Even though the end of December signals the end of many outdoor activities pertaining to hunting, it’s an open door to a variety of other activities to choose from that only someone who lives in a northern setting with changing seasons can appreciate.
Closing in early January will be the late archery season, and while I haven’t typically spent a lot of time chasing whitetails in the late season, there are a handful of hunts etched in my memory that I won’t likely forget. It’s too bad the snow has nearly disappeared, but if we get more before the end of the month, there’s no bigger thrill than dressing in all-white clothing and trying to sneak up on a bedded whitetail. I spent many hours in my youth sneaking slowly through the woods in search of a deer to put a move on, and in many cases it would take several hours to get within bow range if I did spot one, only to wind up empty-handed as the wind shifted, or the slightest of sounds would send the deer running for cover.

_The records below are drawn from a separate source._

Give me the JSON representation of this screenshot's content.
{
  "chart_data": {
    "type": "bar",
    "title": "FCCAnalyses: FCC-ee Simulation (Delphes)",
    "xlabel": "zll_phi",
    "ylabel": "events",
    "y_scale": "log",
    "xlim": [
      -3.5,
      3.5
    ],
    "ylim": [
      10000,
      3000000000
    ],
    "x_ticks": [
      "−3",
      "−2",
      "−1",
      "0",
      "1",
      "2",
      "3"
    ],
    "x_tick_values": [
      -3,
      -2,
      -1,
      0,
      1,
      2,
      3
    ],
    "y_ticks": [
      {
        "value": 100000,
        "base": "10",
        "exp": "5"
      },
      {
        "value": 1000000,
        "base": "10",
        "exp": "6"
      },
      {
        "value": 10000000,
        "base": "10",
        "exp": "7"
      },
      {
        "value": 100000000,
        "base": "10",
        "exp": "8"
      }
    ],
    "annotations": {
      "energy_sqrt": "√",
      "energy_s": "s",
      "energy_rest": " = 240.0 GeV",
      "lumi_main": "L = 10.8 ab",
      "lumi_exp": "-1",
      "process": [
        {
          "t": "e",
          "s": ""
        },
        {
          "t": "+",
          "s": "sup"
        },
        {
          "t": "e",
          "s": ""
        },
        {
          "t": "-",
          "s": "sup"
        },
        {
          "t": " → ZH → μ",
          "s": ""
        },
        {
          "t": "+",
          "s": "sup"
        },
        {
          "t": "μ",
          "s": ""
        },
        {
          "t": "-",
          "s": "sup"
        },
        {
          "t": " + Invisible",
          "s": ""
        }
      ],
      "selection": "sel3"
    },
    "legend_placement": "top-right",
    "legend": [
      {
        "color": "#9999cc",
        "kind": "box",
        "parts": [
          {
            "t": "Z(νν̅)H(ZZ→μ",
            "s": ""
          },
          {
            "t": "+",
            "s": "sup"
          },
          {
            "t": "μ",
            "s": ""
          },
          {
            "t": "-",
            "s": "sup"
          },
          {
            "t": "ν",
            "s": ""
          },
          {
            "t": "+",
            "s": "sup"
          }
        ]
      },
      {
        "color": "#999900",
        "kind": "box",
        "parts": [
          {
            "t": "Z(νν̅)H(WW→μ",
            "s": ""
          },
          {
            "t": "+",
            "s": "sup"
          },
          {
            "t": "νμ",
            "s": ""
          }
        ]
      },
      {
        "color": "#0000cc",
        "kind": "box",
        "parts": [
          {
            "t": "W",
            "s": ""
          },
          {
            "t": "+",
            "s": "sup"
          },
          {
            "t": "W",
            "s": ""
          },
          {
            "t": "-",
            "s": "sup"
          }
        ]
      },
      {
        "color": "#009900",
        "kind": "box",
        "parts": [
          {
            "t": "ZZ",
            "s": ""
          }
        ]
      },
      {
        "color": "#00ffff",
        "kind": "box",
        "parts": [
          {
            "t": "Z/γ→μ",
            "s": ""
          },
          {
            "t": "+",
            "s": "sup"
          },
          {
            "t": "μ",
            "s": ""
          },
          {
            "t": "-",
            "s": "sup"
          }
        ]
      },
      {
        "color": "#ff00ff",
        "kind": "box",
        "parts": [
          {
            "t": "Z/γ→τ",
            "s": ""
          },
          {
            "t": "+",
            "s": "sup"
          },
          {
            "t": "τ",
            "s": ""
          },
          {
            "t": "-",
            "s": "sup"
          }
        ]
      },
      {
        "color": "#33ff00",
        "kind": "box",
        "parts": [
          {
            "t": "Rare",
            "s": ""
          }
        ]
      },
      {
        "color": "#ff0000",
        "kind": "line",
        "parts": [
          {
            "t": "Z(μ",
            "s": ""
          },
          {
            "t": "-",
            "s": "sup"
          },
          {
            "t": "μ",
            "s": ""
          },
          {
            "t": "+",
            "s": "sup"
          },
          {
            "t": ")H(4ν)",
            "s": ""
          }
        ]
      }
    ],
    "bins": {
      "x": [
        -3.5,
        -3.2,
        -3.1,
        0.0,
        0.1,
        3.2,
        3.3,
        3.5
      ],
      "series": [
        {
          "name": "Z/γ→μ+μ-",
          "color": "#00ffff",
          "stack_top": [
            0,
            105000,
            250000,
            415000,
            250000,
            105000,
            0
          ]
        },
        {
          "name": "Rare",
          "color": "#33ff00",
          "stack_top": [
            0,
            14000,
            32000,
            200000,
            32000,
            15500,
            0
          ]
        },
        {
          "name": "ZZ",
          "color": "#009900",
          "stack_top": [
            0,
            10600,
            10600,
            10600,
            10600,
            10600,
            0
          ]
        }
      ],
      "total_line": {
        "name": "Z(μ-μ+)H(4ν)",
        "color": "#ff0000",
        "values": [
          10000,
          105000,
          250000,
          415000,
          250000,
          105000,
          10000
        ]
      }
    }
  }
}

My dad often accompanied me on these hunts and we’d make small deer drives to each other. It often worked and we’d get deer within bow range, but shots were rarely easy and hunts were almost always unsuccessful. We often tried our luck sneaking in on deer bedded in cornfields still standing or deer we’d be able to pick out on the ridge tops.
Preparing for these hunts was always easy too. We couldn’t afford the latest and greatest camo but an XXL white sweatshirt and cheap pair of all-white sweatpants stretched nicely over our traditional fall camo. And to complete our winter hunting ensemble, we simply covered the limbs and other parts of our bows with sheets of a white paper towel, held on by a little freezer tape.

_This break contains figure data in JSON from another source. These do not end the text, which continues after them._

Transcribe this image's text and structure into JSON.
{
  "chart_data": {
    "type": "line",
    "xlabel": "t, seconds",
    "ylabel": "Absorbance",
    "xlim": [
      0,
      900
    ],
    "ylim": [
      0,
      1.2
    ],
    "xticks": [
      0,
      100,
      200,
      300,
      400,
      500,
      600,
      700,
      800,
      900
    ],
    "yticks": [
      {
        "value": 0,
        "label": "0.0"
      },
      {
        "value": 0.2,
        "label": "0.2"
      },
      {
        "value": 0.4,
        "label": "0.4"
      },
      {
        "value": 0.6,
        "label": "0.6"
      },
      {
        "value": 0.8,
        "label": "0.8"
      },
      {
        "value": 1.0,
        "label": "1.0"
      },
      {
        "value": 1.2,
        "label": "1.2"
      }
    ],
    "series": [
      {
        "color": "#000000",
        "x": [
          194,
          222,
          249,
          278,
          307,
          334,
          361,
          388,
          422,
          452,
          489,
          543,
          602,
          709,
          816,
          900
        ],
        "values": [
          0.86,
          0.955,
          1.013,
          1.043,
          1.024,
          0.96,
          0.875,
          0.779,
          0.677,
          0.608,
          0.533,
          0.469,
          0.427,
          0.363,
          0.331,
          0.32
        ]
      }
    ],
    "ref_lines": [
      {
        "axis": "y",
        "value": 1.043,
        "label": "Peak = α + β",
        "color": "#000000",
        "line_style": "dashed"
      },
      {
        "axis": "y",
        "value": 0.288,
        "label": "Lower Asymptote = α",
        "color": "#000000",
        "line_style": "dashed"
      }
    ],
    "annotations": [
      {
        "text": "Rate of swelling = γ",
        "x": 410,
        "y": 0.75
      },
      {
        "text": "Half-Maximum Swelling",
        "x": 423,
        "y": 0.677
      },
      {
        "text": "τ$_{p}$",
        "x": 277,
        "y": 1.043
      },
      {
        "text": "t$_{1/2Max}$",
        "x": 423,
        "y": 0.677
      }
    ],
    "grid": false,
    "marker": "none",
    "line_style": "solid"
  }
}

While there’s still a little snow cover out there, these hunts are typically more fun in a foot or more of soft, fresh snow. Here’s to hoping we get that for Christmas or before the archery season ends.
After filling only one tag this year during the archery season, coming up empty during the rifle season and completely missing out on the muzzleloader season, there’s still a little hope in trying to get one more deer to hold my family over with venison until next fall. But if history is any indication of the success I have hunting late-season deer, we may need to ration it out until next season, or fill the freezer with coyotes, as they seemed more plentiful than deer in the areas I hunted this winter.
I was lucky to shoot one of the several coyote I’d seen during the rifle season and coyote tracks often outnumbered the deer tracks. I would have preferred to see more deer tracks, but it will bring opportunity later this winter as predator hunting will rank high on this winter’s to-do list. Of all the years I’ve spent outdoors I can safely say this was the year of the coyote, as I can’t remember a year where I’d seen so many.
But with the newfound coyote-hunting opportunities to be offered this winter, there’s still plenty of time to put that on the back burner, as December has always been a special time for me to hunt grouse. There are fewer grouse this season than in previous years, from what I’ve personally observed, but some pockets of brush on the properties I hunt still yield a few birds, as well as plenty of squirrels. So if the freezer can’t be filled with deer there’s other wild protein out there to fill it with. I’ve even got a fall-turkey tag burning a hole in my pocket and the turkey season doesn’t end until Dec. 31.
With the many hunting, hiking and bird-watching activities to do in December and throughout the winter, it still wouldn’t be complete without several hours of quality ice-fishing time, which to no surprise, has eluded me up to this point. Many limits have been caught by friends and the photos of their catches are regularly emailed and texted over as a teaser of sorts. But with so much hunting left to do, the ice fishing may need to wait until January. If I can make it that long.